Basuki Tjahaja Purnama VS DPRD DKI
Konflik yang terjadi antara Gubernur DKI Jakarta Basuki Tjahaja Purnama (Ahok) dengan DPRD DKI Jakarta kini telah memasuki babak baru. Hal itu terlihat setelah sembilan fraksi yang berada di DPRD sepakat untuk melakukan hak angket terkait APBD DKI 2015.
Dua pihak
yang berseberangan itu saling melemparkan bola panas. Awal mulanya konflik itu
muncul setelah Pemerintah Provinsi (Pemprov) DKI Jakarta mengajukan draf APBD
ke Kementerian Dalam Negeri (Kemendagri). Terkait pengajuan itu, Ahok dinilai
DPRD telah melanggar kesepakatan kedua belah pihak, pasalnya draf yang
dikirimkan Ahok ke Menteri Tjahjo Kumolo bukanlah draf APBD yang telah
disetujui bersama dalam paripurna DPRD.
Ketika
dikonfirmasi soal hal itu, Ahok mengakui bahwa dirinya memang tidak mengirimkan
draf APBD yang telah disepakati tersebut. Pasalnya, mantan Bupati Belitung
Timur itu menilai, ada dana "siluman" sebesar Rp12,1 triliun yang
tiba-tiba muncul di draf tersebut.
Bagaimana
awal mulanya konflik yang terjadi antara eksekutif dengan legislatif itu?

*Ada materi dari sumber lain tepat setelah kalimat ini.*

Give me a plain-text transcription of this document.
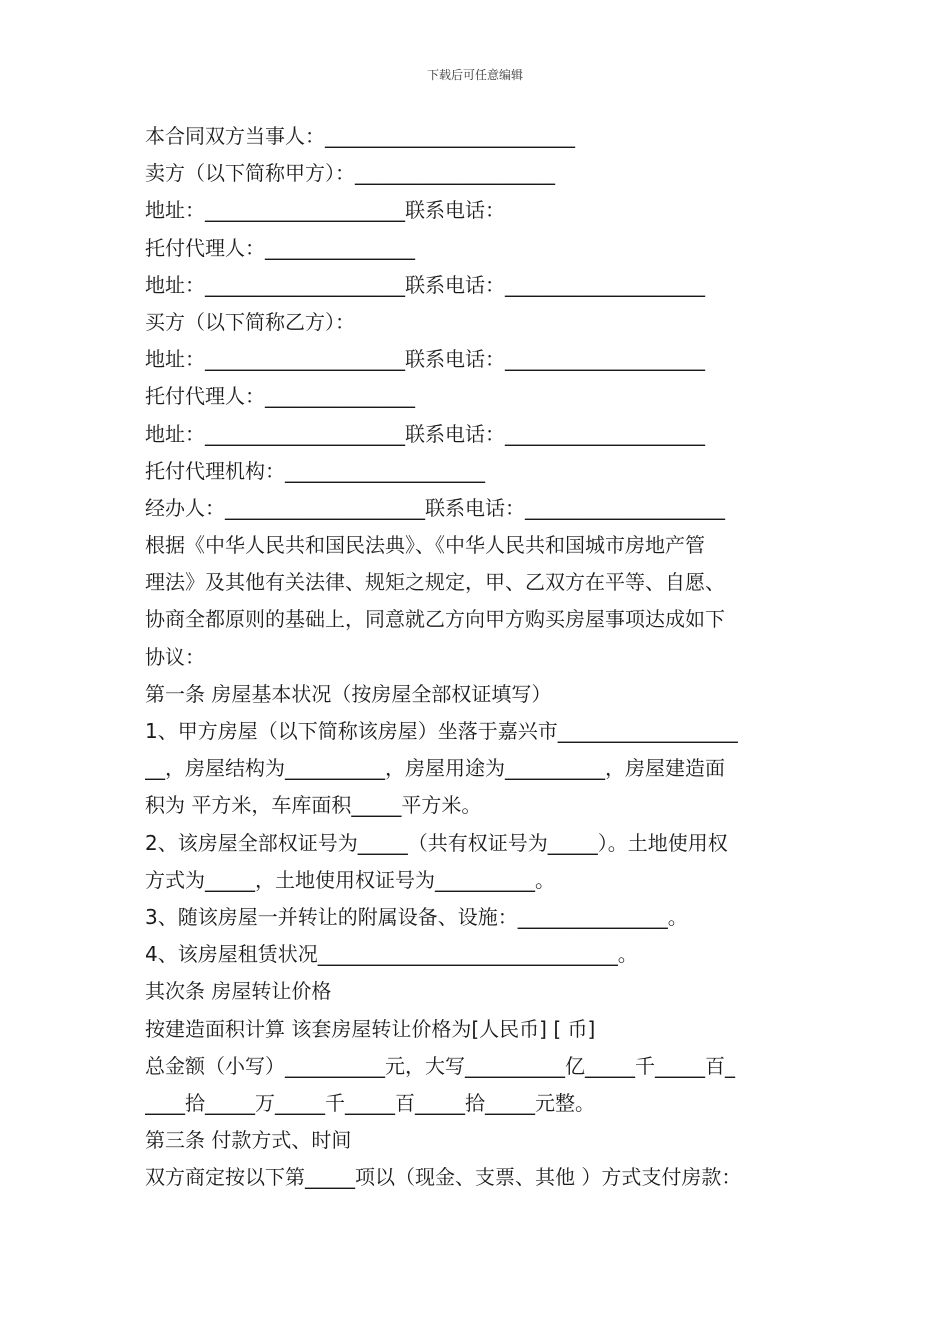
下载后可任意编辑
本合同双方当事人：_________________________
卖方（以下简称甲方）：____________________
地址：____________________联系电话：
托付代理人：_______________
地址：____________________联系电话：____________________
买方（以下简称乙方）：
地址：____________________联系电话：____________________
托付代理人：_______________
地址：____________________联系电话：____________________
托付代理机构：____________________
经办人：____________________联系电话：____________________
根据《中华人民共和国民法典》、《中华人民共和国城市房地产管
理法》及其他有关法律、规矩之规定，甲、乙双方在平等、自愿、
协商全都原则的基础上，同意就乙方向甲方购买房屋事项达成如下
协议：
第一条 房屋基本状况（按房屋全部权证填写）
1、甲方房屋（以下简称该房屋）坐落于嘉兴市__________________
__，房屋结构为__________，房屋用途为__________，房屋建造面
积为 平方米，车库面积_____平方米。
2、该房屋全部权证号为_____（共有权证号为_____）。土地使用权
方式为_____，土地使用权证号为__________。
3、随该房屋一并转让的附属设备、设施：_______________。
4、该房屋租赁状况______________________________。
其次条 房屋转让价格
按建造面积计算 该套房屋转让价格为[人民币] [ 币]
总金额（小写）__________元，大写__________亿_____千_____百_
____拾_____万_____千_____百_____拾_____元整。
第三条 付款方式、时间
双方商定按以下第_____项以（现金、支票、其他 ）方式支付房款：
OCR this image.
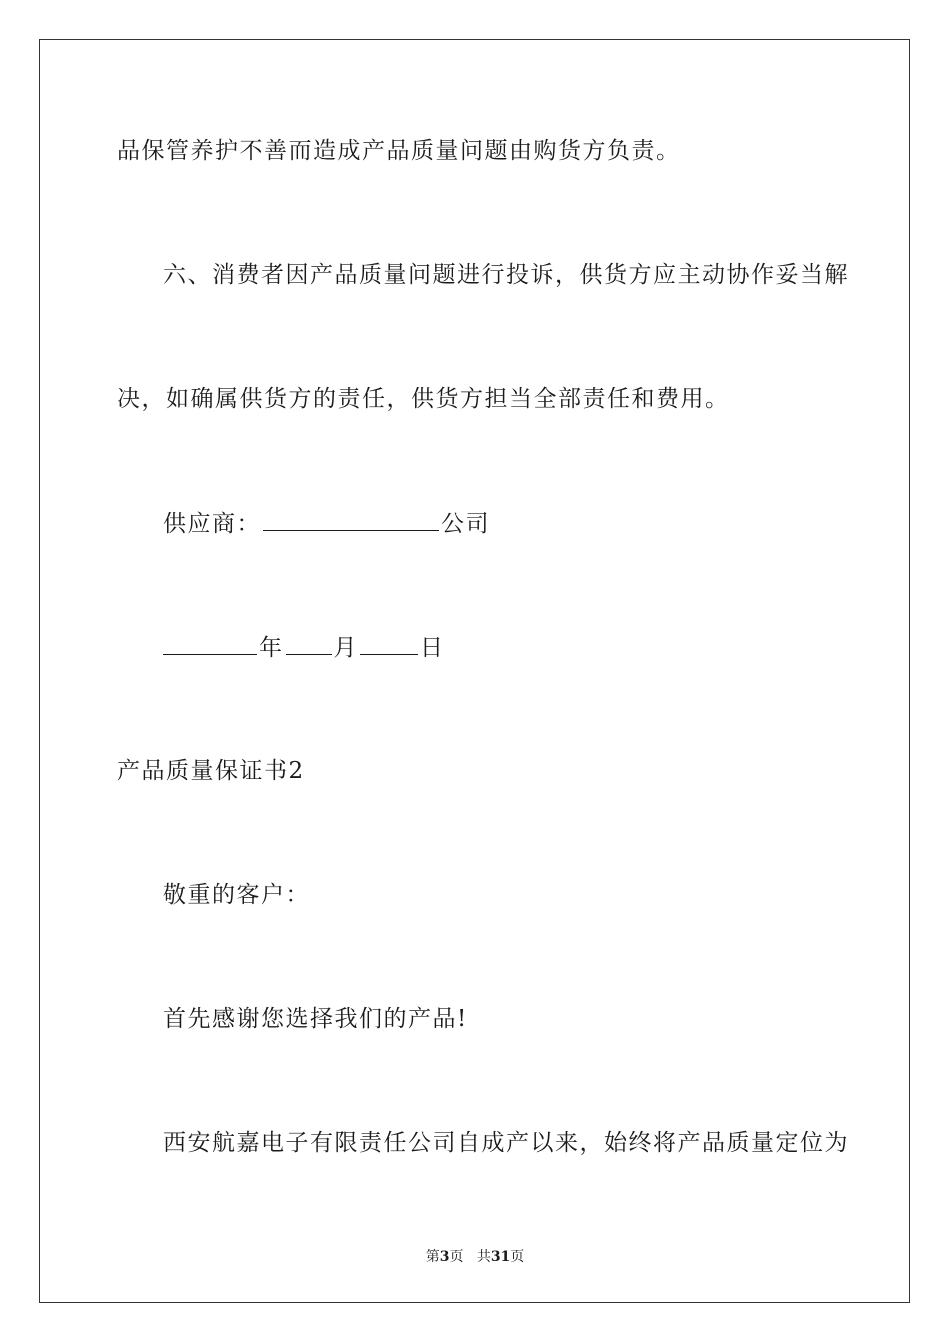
品保管养护不善而造成产品质量问题由购货方负责。
六、消费者因产品质量问题进行投诉，供货方应主动协作妥当解
决，如确属供货方的责任，供货方担当全部责任和费用。
供应商：	公司
年 月	日
产品质量保证书2
敬重的客户：
首先感谢您选择我们的产品!
西安航嘉电子有限责任公司自成产以来，始终将产品质量定位为
第3页 共31页
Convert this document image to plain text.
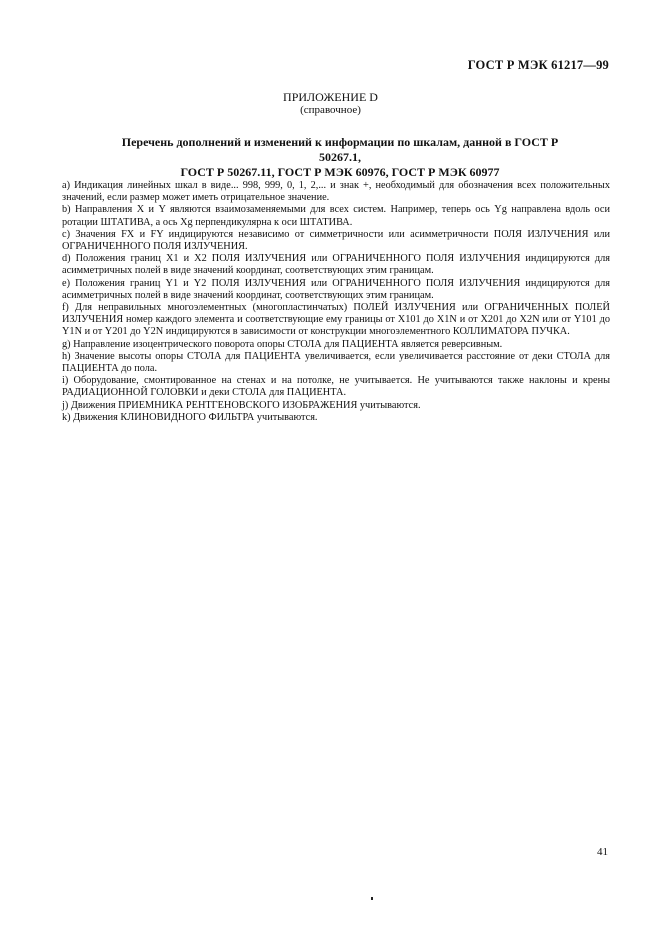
ГОСТ Р МЭК 61217—99
ПРИЛОЖЕНИЕ D
(справочное)
Перечень дополнений и изменений к информации по шкалам, данной в ГОСТ Р 50267.1,
ГОСТ Р 50267.11, ГОСТ Р МЭК 60976, ГОСТ Р МЭК 60977

a) Индикация линейных шкал в виде... 998, 999, 0, 1, 2,... и знак +, необходимый для обозначения всех положительных значений, если размер может иметь отрицательное значение.

b) Направления X и Y являются взаимозаменяемыми для всех систем. Например, теперь ось Yg направлена вдоль оси ротации ШТАТИВА, а ось Xg перпендикулярна к оси ШТАТИВА.

c) Значения FX и FY индицируются независимо от симметричности или асимметричности ПОЛЯ ИЗЛУЧЕНИЯ или ОГРАНИЧЕННОГО ПОЛЯ ИЗЛУЧЕНИЯ.

d) Положения границ X1 и X2 ПОЛЯ ИЗЛУЧЕНИЯ или ОГРАНИЧЕННОГО ПОЛЯ ИЗЛУЧЕНИЯ индицируются для асимметричных полей в виде значений координат, соответствующих этим границам.

e) Положения границ Y1 и Y2 ПОЛЯ ИЗЛУЧЕНИЯ или ОГРАНИЧЕННОГО ПОЛЯ ИЗЛУЧЕНИЯ индицируются для асимметричных полей в виде значений координат, соответствующих этим границам.

f) Для неправильных многоэлементных (многопластинчатых) ПОЛЕЙ ИЗЛУЧЕНИЯ или ОГРАНИЧЕННЫХ ПОЛЕЙ ИЗЛУЧЕНИЯ номер каждого элемента и соответствующие ему границы от X101 до X1N и от X201 до X2N или от Y101 до Y1N и от Y201 до Y2N индицируются в зависимости от конструкции многоэлементного КОЛЛИМАТОРА ПУЧКА.

g) Направление изоцентрического поворота опоры СТОЛА для ПАЦИЕНТА является реверсивным.

h) Значение высоты опоры СТОЛА для ПАЦИЕНТА увеличивается, если увеличивается расстояние от деки СТОЛА для ПАЦИЕНТА до пола.

i) Оборудование, смонтированное на стенах и на потолке, не учитывается. Не учитываются также наклоны и крены РАДИАЦИОННОЙ ГОЛОВКИ и деки СТОЛА для ПАЦИЕНТА.

j) Движения ПРИЕМНИКА РЕНТГЕНОВСКОГО ИЗОБРАЖЕНИЯ учитываются.

k) Движения КЛИНОВИДНОГО ФИЛЬТРА учитываются.

41
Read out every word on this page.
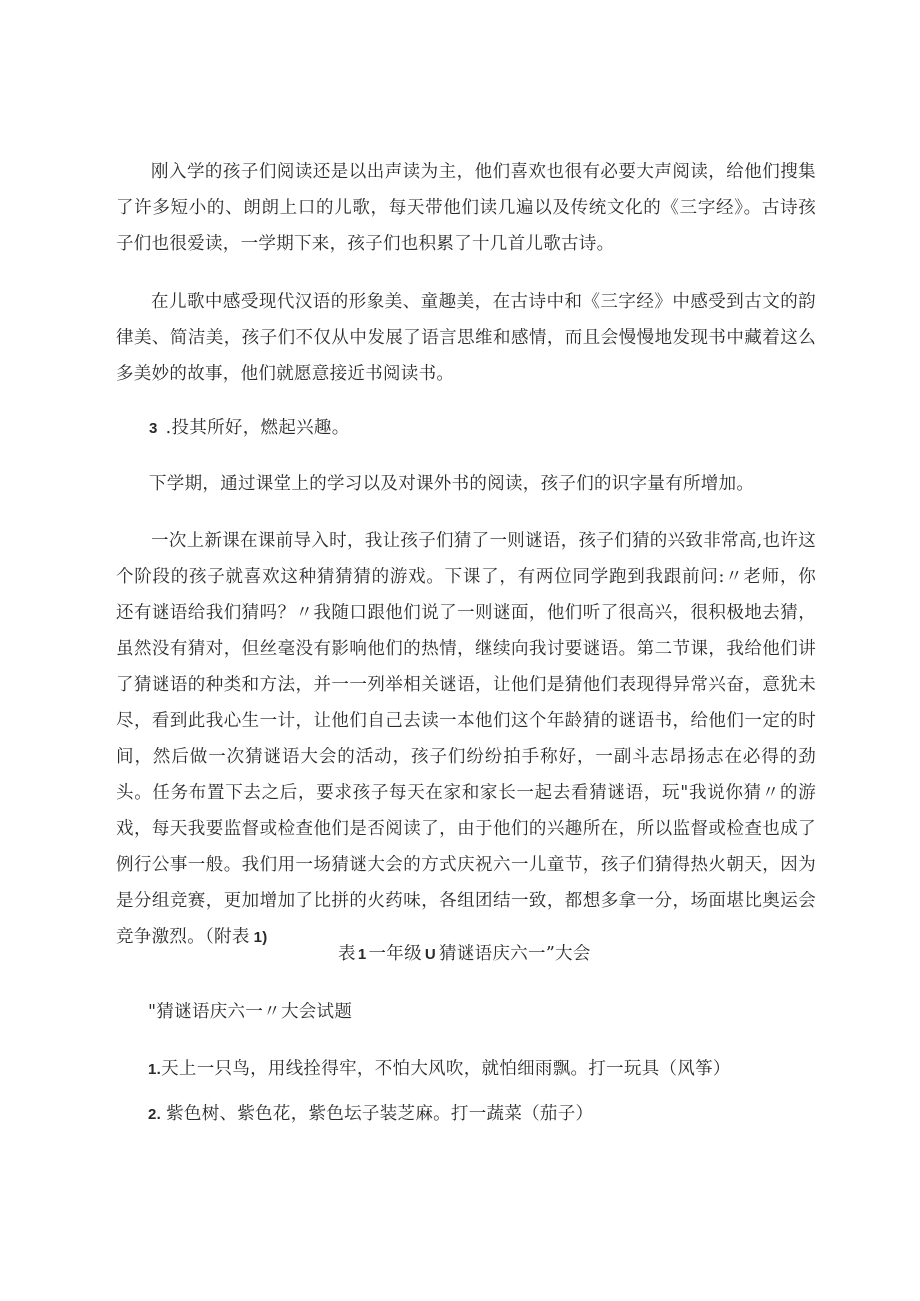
刚入学的孩子们阅读还是以出声读为主，他们喜欢也很有必要大声阅读，给他们搜集了许多短小的、朗朗上口的儿歌，每天带他们读几遍以及传统文化的《三字经》。古诗孩子们也很爱读，一学期下来，孩子们也积累了十几首儿歌古诗。

在儿歌中感受现代汉语的形象美、童趣美，在古诗中和《三字经》中感受到古文的韵律美、简洁美，孩子们不仅从中发展了语言思维和感情，而且会慢慢地发现书中藏着这么多美妙的故事，他们就愿意接近书阅读书。

3 .投其所好，燃起兴趣。

下学期，通过课堂上的学习以及对课外书的阅读，孩子们的识字量有所增加。

一次上新课在课前导入时，我让孩子们猜了一则谜语，孩子们猜的兴致非常高,也许这个阶段的孩子就喜欢这种猜猜猜的游戏。下课了，有两位同学跑到我跟前问:〃老师，你还有谜语给我们猜吗？〃我随口跟他们说了一则谜面，他们听了很高兴，很积极地去猜，虽然没有猜对，但丝毫没有影响他们的热情，继续向我讨要谜语。第二节课，我给他们讲了猜谜语的种类和方法，并一一列举相关谜语，让他们是猜他们表现得异常兴奋，意犹未尽，看到此我心生一计，让他们自己去读一本他们这个年龄猜的谜语书，给他们一定的时间，然后做一次猜谜语大会的活动，孩子们纷纷拍手称好，一副斗志昂扬志在必得的劲头。任务布置下去之后，要求孩子每天在家和家长一起去看猜谜语，玩"我说你猜〃的游戏，每天我要监督或检查他们是否阅读了，由于他们的兴趣所在，所以监督或检查也成了例行公事一般。我们用一场猜谜大会的方式庆祝六一儿童节，孩子们猜得热火朝天，因为是分组竞赛，更加增加了比拼的火药味，各组团结一致，都想多拿一分，场面堪比奥运会竞争激烈。（附表 1)

表 1 一年级 U 猜谜语庆六一”大会

"猜谜语庆六一〃大会试题

1.天上一只鸟，用线拴得牢，不怕大风吹，就怕细雨飘。打一玩具（风筝）
2. 紫色树、紫色花，紫色坛子装芝麻。打一蔬菜（茄子）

Berikut kronologis lengkapnya.
27 Januari 2015
Pada 27
Januari 2015, DPRD menggelar sidang paripurna bersama dengan Pemprov DKI
Jakarta. Dalam sidang itu, ketua DPRD DKI Jakarta Prasetyo Edi Mursadi telah
mengetuk palu dan memutuskan APBD DKI sebesar Rp73,08 triliun. Jumlah tersebut
meningkat 0,24 persen dibandingkan APBD 2014 lalu.
Menanggapi
hal itu, Wakil Ketua DPRD DKI Jakarta M. Taufik mengatakan anggaran yang
diajukan itu berkurang dari yang diajukan KUA-PPAS oleh Ahok melalui surat
Nomor 2525/-1.173 tanggal 13 November 2014. Nilai besaran RAPBD 2015 yang
semula diajukan Ahok mencapai lebih dari Rp76 triliun.
"Rancangan
Peraturan Daerah tentang APBD Provinsi DKI Jakarta Tahun Anggaran 2015
sebagaimana diusulkan oleh pihak eksekutif, total anggaran yang diusulkan Rp
73,08 triliun atau meningkat 0,24 persen dibanding dengan Perubahan APBD 2014
sebesar Rp 72,9 triliun," kata Taufik di Ruang Sidang Paripurna DPRD DKI,
Jl Kebon Sirih, Jakarta Pusat, Selasa (27/1/2015).
2 Februari 2015
Enam hari
setelah paripurna, tepatnya tanggal 2 Februari 2015 Pemerintah DKI pun
mengajukan draf APBD 2015 ke Kemendagri. Empat hari setelah mengirimkan draf
APBD, pada tanggal 6 Februari 2015 draf APBD yang telah dikirimkan pun
dikembalikan ke Pemerintah DKI dengan alasan tidak lengkap.
Kemendagri
sendiri sudah menerima berkas APBD 2015 Pemprov DKI pada 5 Februari, di mana
dokumen itu sudah dilengkapi surat persetujuan bersama dari DPRD DKI. Namun,
masalah datang dari adanya berkas lampiran yang tak sesuai aturan.
"Lampiran
1A-nya yakni ringkasan APBD-nya tidak ada, belanja tidak langsung Pejabat
Pengelola Keuangan Daerah (PPKD) tidak ada dan format serta struktur APBD tidak
sesuai dengan PP No 58 tahun 2005 dan Permendagri No 13 tahun 2006," kata
Dirjen Daerah Kemendagri Reydonnyzar Moenoek, Minggu (9/2/2015).
Menurutnya,
format yang diajukan Pemprov dengan sistem e-budgeting tidak memerlukan tanda
tangan dewan di setiap lembarnya.
9 Februari 2015
Ahok mengakui
draf APBD yang telah dikirimkan ke Kemendagri dipulangkan lagi ke Pemprov DKI.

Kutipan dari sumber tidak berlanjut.